Quando a segurança destrói a essência

Quando a segurança destrói a essência

Contexto

Há locais que fazem despertar memórias de vidas passadas, experiências profundas que trazem consigo memórias carregadas de aprendizagens. Algumas vezes “caiu” sem planear nestes locais outras vezes existe um chamado para ativar determinadas memórias. Neste caso a história que vos conto foi acedida na igreja de São Domingos, em Lisboa. Afamada igreja, conhecida por pegar fogo sempre que é reconstruida.

Já há alguns meses que me andavam a empurrar para lá passar, mas não estava preparado para a avalanche de mensagens e por isso dei sempre com o nariz na porta. Há uns dias, a fazer tempo para um evento, reparei que estava aberta e foi quando toda esta visualização chegou até mim. Partilho convosco algumas das mensagens que me foram passadas, desta vida passada mas que ainda encontra pontos comuns com as presentes que vivemos.

Mensagem da igreja de São Domingos

Choravas intensamente, quase que me atrevo a dizer que choravas pelos dois, por tudo aquilo que eu não fui capaz de chorar naquele momento. Ouvi mais do que simplesmente o teu choro e dor, ouvi também os gritos e as palavras de ódio da plateia onde eu próprio estava.

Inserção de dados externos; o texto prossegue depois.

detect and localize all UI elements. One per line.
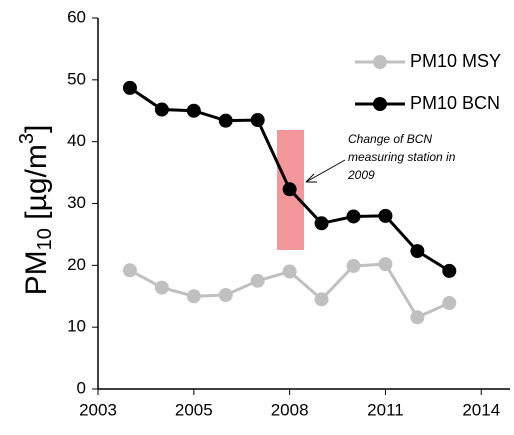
annotation-arrow [305,159,346,183]
y-tick-label: 20 [67,255,86,274]
annotation-arrowhead [305,173,317,183]
data-point [218,113,233,128]
legend-marker [373,55,387,69]
y-tick-label: 60 [67,7,86,26]
data-point [442,296,457,311]
x-tick-label: 2008 [271,400,309,419]
y-axis-label: PM10 [µg/m3] [16,125,56,296]
data-point [314,292,329,307]
data-point [378,208,393,223]
data-point [122,80,137,95]
data-point [442,263,457,278]
data-point [186,289,201,304]
data-point [378,257,393,272]
data-point [186,103,201,118]
data-point [250,113,265,128]
annotation: measuring station in [348,150,456,164]
annotation: Change of BCN [348,132,432,146]
data-point [154,102,169,117]
x-tick-label: 2005 [175,400,213,419]
y-tick-label: 30 [67,193,86,212]
annotation: 2009 [347,168,375,182]
y-tick-label: 40 [67,131,86,150]
data-point [410,310,425,325]
legend-label: PM10 BCN [410,93,500,113]
data-point [346,209,361,224]
x-tick-label: 2011 [367,400,404,419]
x-tick-label: 2014 [462,400,500,419]
data-point [410,244,425,259]
data-point [122,263,137,278]
legend-marker [373,97,387,111]
data-point [218,288,233,303]
y-tick-label: 0 [77,378,86,397]
data-point [154,280,169,295]
data-point [346,258,361,273]
x-tick-label: 2003 [79,400,117,419]
data-point [282,182,297,197]
y-tick-label: 10 [67,317,86,336]
legend-label: PM10 MSY [410,51,501,71]
y-tick-label: 50 [67,69,86,88]
data-point [314,216,329,231]
data-point [282,264,297,279]
data-point [250,273,265,288]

Uma plateia segura, uma plateia que me matou por dentro.

Hoje tenho um novo nome, um nome que é símbolo de liberdade mas também símbolo de um preço demasiado elevado a pagar. Decidi mudar, tomei a decisão com base em medo e opressão, não foi uma escolha simples mas no momento parecia o mais seguro a fazer. Abandonar a nossa herança é mais do que mandar fora uns conceitos e dias festivos, é assumir que gerações inteiras morrem ali, naquele mesmo momento connosco. Fugi para uma cidade banhada de luz, onde pensei que poderia ser possível viver a paz e integração. Com fama de acolher povos de todos os quadrantes. Mas foi sol de pouca dura, rapidamente as ameaças tornaram-se mais constantes e o medo começava a oprimir os meus para as ruas e becos mais escuros da cidade.

Chegou o momento de sobreviver renegando tudo o que aquilo que me tornava a pessoa que era. Não mudei apenas o meu nome, matei os ancestrais e trai a minha própria alma. Cego, acreditei que estava a trair-me apenas a mim, que não te levaria comigo para um lugar negro de dor, assumi que a minha segurança seria também a tua.

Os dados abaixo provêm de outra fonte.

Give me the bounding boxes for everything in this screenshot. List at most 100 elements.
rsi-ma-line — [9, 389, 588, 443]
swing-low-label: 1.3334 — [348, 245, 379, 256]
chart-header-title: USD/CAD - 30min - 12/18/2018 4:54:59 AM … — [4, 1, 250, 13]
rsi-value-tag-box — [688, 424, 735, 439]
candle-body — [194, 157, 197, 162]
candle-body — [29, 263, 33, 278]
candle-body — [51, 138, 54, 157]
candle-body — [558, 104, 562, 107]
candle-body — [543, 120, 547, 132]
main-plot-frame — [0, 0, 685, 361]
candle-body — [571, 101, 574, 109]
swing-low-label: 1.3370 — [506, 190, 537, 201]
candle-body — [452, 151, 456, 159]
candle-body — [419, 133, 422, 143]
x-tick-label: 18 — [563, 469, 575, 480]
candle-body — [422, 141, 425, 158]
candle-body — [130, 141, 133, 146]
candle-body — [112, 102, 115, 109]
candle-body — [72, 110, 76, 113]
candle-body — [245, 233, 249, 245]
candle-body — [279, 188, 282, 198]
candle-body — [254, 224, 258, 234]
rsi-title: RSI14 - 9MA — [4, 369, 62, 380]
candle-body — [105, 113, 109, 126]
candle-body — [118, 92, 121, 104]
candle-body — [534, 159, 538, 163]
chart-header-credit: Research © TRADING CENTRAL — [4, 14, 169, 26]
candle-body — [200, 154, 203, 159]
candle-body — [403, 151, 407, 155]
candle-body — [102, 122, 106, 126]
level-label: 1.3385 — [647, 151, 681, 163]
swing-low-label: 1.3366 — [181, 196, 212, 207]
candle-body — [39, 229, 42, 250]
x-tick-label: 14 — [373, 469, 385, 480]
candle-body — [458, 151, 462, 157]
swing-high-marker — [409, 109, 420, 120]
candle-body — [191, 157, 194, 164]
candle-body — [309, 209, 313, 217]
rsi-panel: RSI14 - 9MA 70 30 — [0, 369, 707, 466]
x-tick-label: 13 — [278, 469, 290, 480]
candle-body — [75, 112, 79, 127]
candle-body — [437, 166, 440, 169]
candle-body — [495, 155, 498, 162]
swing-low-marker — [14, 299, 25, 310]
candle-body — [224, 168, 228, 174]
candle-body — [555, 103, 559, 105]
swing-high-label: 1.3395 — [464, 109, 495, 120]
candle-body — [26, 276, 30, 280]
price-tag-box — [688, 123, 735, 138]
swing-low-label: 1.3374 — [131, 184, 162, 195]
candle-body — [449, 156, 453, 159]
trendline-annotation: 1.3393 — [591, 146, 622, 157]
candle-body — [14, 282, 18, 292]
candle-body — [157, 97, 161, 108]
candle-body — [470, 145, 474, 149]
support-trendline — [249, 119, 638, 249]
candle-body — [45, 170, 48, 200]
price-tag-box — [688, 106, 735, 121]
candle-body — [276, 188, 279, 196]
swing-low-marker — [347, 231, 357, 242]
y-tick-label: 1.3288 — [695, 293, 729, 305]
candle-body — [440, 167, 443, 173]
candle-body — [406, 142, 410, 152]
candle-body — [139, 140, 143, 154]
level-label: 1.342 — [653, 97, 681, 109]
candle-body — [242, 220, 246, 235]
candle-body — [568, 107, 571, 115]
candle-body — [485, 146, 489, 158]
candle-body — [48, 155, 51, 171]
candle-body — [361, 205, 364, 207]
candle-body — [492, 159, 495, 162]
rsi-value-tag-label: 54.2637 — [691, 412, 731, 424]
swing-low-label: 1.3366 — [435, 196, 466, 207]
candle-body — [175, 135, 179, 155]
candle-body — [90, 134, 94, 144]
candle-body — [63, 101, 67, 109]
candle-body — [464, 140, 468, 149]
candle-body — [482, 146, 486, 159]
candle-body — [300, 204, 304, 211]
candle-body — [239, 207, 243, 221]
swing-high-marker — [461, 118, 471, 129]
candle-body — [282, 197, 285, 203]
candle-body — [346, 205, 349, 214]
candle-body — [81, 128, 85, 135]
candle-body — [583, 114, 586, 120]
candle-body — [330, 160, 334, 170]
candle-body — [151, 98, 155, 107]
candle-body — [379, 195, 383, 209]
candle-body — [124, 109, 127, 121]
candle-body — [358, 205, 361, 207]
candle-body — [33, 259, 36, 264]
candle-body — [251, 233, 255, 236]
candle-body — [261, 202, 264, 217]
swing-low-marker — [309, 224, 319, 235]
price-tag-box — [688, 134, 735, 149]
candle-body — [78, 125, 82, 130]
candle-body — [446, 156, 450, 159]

Agora, mudado, não posso mais regressar ao beco onde vives, eles vão perceber que a mudança é falsa! Preciso perpetuar a mentira de viver seguro enquanto apunhalo todas as minhas crenças.

Não queria aqui estar, só queria estar vivo, mas agora que aqui estou penso que preferia ter ido contigo, porque enquanto o teu corpo se torcia de dor o meu coração morria de forma agoniante. O meu novo nome deu-me o pesado privilegio de estar na fila da frente quando o cortejo de corpos odiados passava. Arrastavam-te pela rua com o teu nome original associado a palavras de ódio e repudio. Junto do meu ombro houve homens que te cuspiam e eu só podia estar ali, a morrer por dentro. Eu cuspi a minha própria alma em praça pública. A assumir uma escolha segura, escolhi a morte mais lenta e dolorosa.

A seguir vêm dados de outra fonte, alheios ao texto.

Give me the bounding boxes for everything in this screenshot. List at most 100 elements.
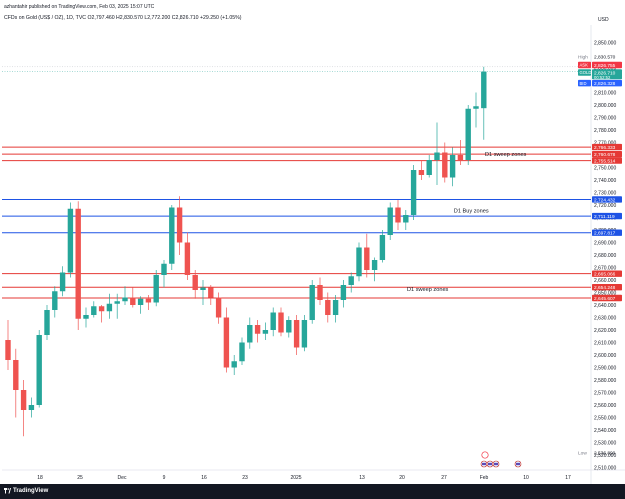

Compreendi ali a dura lição do que realmente pode custar escolher a segurança em função da nossa essência. A escolha segura pode ser dolorosa e pode destruir o teu coração.

Não houve mais nada que salvasse a minha alma depois daquele dia em plena praça pública, a assistir à morte de tantos que me eram queridos. Na plateia deixei morrer a herança, a história e a magia da minha individualidade.

Não deixei chacinar novamente tanta informação, irei manter viva a chama da essência única no meio do nosso coletivo.

Ao perdão de todos os que se converteram. Por todos os que nunca negação as suas heranças.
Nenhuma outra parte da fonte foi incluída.